Según Pizarro, la valoración del agua se realiza a través de dos mecanismos: en primer lugar, a través de la medición de la renta del agua, en donde el agua en sí tendrá valor exclusivamente si existen problemas de escasez. El método más utilizado es el valor de mercado mediante el uso de transacciones, sí existen, o de precios hedónicos (precio hedónico de un bien es la suma de los precios de sus características o atributos) al identificar el diferencial de precio en el valor de la tierra con y sin el atributo del agua. En segundo lugar, es su uso no-consuntivo, es decir, valorar sus atributos para actividades económicas como el turismo. El método más usado es el de valoración contingente, pero resulta altamente costoso porque hay que realizar encuestas.

Un estudio de Raúl López Avendaño, elaborado en el año 2004 , presenta estimaciones del valor del agua cruda o agua en su fuente, para uso doméstico, agrícola, industrial y energético, siendo los resultados 0.16, 0.113, 0.097 y 0.65 C$/m3 respectivamente. Utilizó diferentes metodologías como estimación del excedente del consumidor final de agua y el método del cambio en el ingreso neto del productor. Dicho estudio menciona que para algunos sectores económicos, ENACAL no cuenta con un registro representativo del uso del agua, pues algunas empresas poseen pozos privados, de los cuales no se manejan datos concretos de los niveles de extracción.

De igual manera este estudio revela que el costo económico total del uso de este recurso no sólo está dado por las tarifas del servicio del agua potable, sino por cánones por la captación del agua, tratamiento de desechos, costos de protección y conservación de los recursos y costos de oportunidad.

Desde el punto de vista de la Lic. Morales, se necesita una campaña de concientización para que todos --como consumidores-- nos demos cuenta del verdadero valor del agua, retomando las iniciativas de otros países que han optado por “cosechar agua”, es decir, han implementado programas de reforestación para enfrentar la crisis que se avecina.

Expertos consideran que si la sobreexplotación del recurso no se detiene a finales de este siglo, el costo de un barril de agua podrá ser mayor que el de un barril de petróleo.

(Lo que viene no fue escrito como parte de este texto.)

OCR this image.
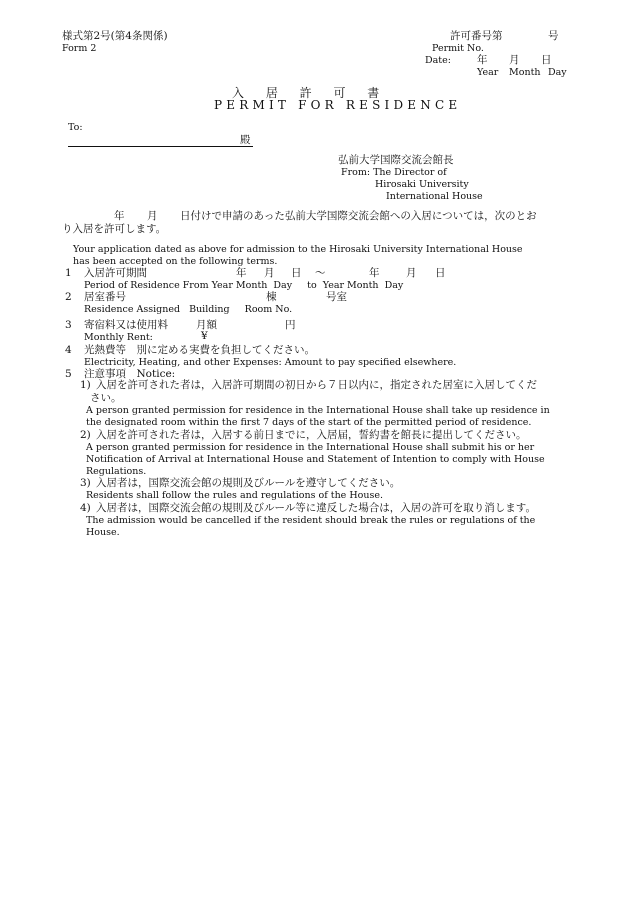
様式第2号(第4条関係)
Form 2
許可番号第	号
Permit No.
Date: 年 月 日
Year Month Day
入 居 許 可 書
PERMIT FOR RESIDENCE
To:
殿
弘前大学国際交流会館長
From: The Director of
Hirosaki University
International House
年 月 日付けで申請のあった弘前大学国際交流会館への入居については，次のとお
り入居を許可します。
Your application dated as above for admission to the Hirosaki University International House
has been accepted on the following terms.
1 入居許可期間	年 月 日 ～	年	月 日
Period of Residence From Year Month  Day     to  Year Month  Day
2 居室番号	棟	号室
Residence Assigned   Building     Room No.
3 寄宿料又は使用料	月額	円
Monthly Rent:	¥
4 光熱費等　別に定める実費を負担してください。
Electricity, Heating, and other Expenses: Amount to pay specified elsewhere.
5 注意事項　Notice:
1) 入居を許可された者は，入居許可期間の初日から７日以内に，指定された居室に入居してくだ
さい。
A person granted permission for residence in the International House shall take up residence in
the designated room within the first 7 days of the start of the permitted period of residence.
2) 入居を許可された者は，入居する前日までに，入居届，誓約書を館長に提出してください。
A person granted permission for residence in the International House shall submit his or her
Notification of Arrival at International House and Statement of Intention to comply with House
Regulations.
3) 入居者は，国際交流会館の規則及びルールを遵守してください。
Residents shall follow the rules and regulations of the House.
4) 入居者は，国際交流会館の規則及びルール等に違反した場合は，入居の許可を取り消します。
The admission would be cancelled if the resident should break the rules or regulations of the
House.
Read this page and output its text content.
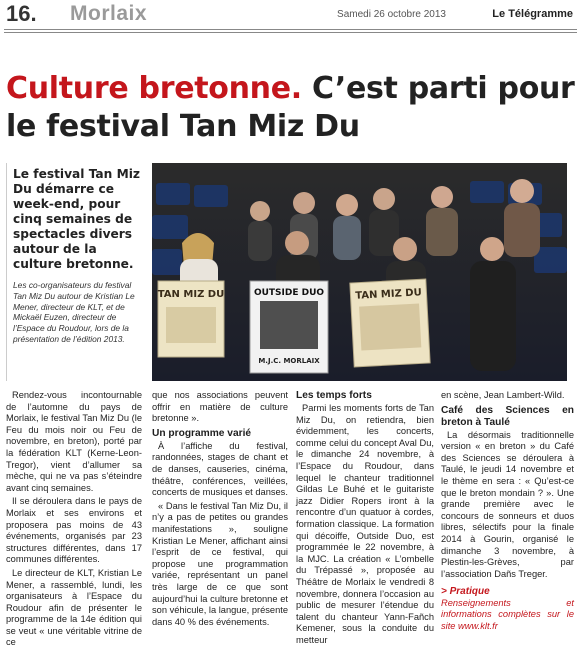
16. Morlaix	Samedi 26 octobre 2013	Le Télégramme
Culture bretonne. C’est parti pour le festival Tan Miz Du

Le festival Tan Miz Du démarre ce week-end, pour cinq semaines de spectacles divers autour de la culture bretonne.

Les co-organisateurs du festival Tan Miz Du autour de Kristian Le Mener, directeur de KLT, et de Mickaël Euzen, directeur de l’Espace du Roudour, lors de la présentation de l’édition 2013.

TAN MIZ DU	OUTSIDE DUO
M.J.C. MORLAIX
TAN MIZ DU

Rendez-vous incontournable de l’automne du pays de Morlaix, le festival Tan Miz Du (le Feu du mois noir ou Feu de novembre, en breton), porté par la fédération KLT (Kerne-Leon-Tregor), vient d’allumer sa mèche, qui ne va pas s’éteindre avant cinq semaines.

Il se déroulera dans le pays de Morlaix et ses environs et proposera pas moins de 43 événements, organisés par 23 structures différentes, dans 17 communes différentes.

Le directeur de KLT, Kristian Le Mener, a rassemblé, lundi, les organisateurs à l’Espace du Roudour afin de présenter le programme de la 14e édition qui se veut « une véritable vitrine de ce

que nos associations peuvent offrir en matière de culture bretonne ».

Un programme varié

À l’affiche du festival, randonnées, stages de chant et de danses, causeries, cinéma, théâtre, conférences, veillées, concerts de musiques et danses.

« Dans le festival Tan Miz Du, il n’y a pas de petites ou grandes manifestations », souligne Kristian Le Mener, affichant ainsi l’esprit de ce festival, qui propose une programmation variée, représentant un panel très large de ce que sont aujourd’hui la culture bretonne et son véhicule, la langue, présente dans 40 % des événements.

Les temps forts

Parmi les moments forts de Tan Miz Du, on retiendra, bien évidemment, les concerts, comme celui du concept Aval Du, le dimanche 24 novembre, à l’Espace du Roudour, dans lequel le chanteur traditionnel Gildas Le Buhé et le guitariste jazz Didier Ropers iront à la rencontre d’un quatuor à cordes, formation classique. La formation qui décoiffe, Outside Duo, est programmée le 22 novembre, à la MJC. La création « L’ombelle du Trépassé », proposée au Théâtre de Morlaix le vendredi 8 novembre, donnera l’occasion au public de mesurer l’étendue du talent du chanteur Yann-Fañch Kemener, sous la conduite du metteur

en scène, Jean Lambert-Wild.

Café des Sciences en breton à Taulé

La désormais traditionnelle version « en breton » du Café des Sciences se déroulera à Taulé, le jeudi 14 novembre et le thème en sera : « Qu’est-ce que le breton mondain ? ». Une grande première avec le concours de sonneurs et duos libres, sélectifs pour la finale 2014 à Gourin, organisé le dimanche 3 novembre, à Plestin-les-Grèves, par l’association Dañs Treger.

> Pratique
Renseignements et informations complètes sur le site www.klt.fr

El agua en los censos nacionales 1971-2005



El Censo Nacional de Población, de 1971, reveló que apenas el 38.7% de las viviendas totales del país tenían servicio de agua potable, conectado al servicio público, privado, o a través de una tubería dentro de la vivienda o afuera de ella. A su vez, este servicio cubría al 37.9% de la población total de Nicaragua.

En el sector urbano, estos resultados mejoraban notablemente, ya que el abastecimiento de agua potable cubría al 72.7% de las viviendas y al 72.8% de la población ubicada en las ciudades.

Sin embargo, en el sector rural, el abastecimiento de agua potable –conectado a la red pública o privada—sólo cubría al 5.9% de las viviendas y al 5.7% de la población. Mientras tanto, 43.4% de la población se abastecía acarreando agua desde un pozo y 47.5% trayéndola de un manantial o río. Ambas opciones, de agua sin tratamiento adecuado, suman 90.9 por ciento.

Mejoría en Censo 2005



En los resultados del Censo Nacional de Población y de Vivienda del 2005, dados a conocer el año pasado por INEC, se refleja una mejoría en la cobertura del agua potable, sin embargo, ésta sigue siendo desigual, revelando un abismo entre el sector urbano y rural.

Según los primeros resultados oficiales de este Censo, el abastecimiento de agua potable cubre al 63.9% de las viviendas totales del país y al 63.4% de la población total nacional.

En el sector urbano nacional, los indicadores mejoran un poco respecto a tres décadas atrás, al alcanzar el abastecimiento de agua potable al 87.7% de las viviendas y al 88.3% de la población total.

Mientras en el sector rural, el Censo Nacional de Población 2005 refiere que el abastecimiento de agua potable cubre al 32.3% de las viviendas y al 31.8% de la población total. Las opciones mayoritarias, por tanto, siguen siendo fuentes de agua no seguras, como pozos (30.8%) y ríos (29.3%). Ambas opciones suman 60.1 por ciento. Por tanto, en la medida que se secan estas fuentes de agua, sufren de sed las comunidades rurales.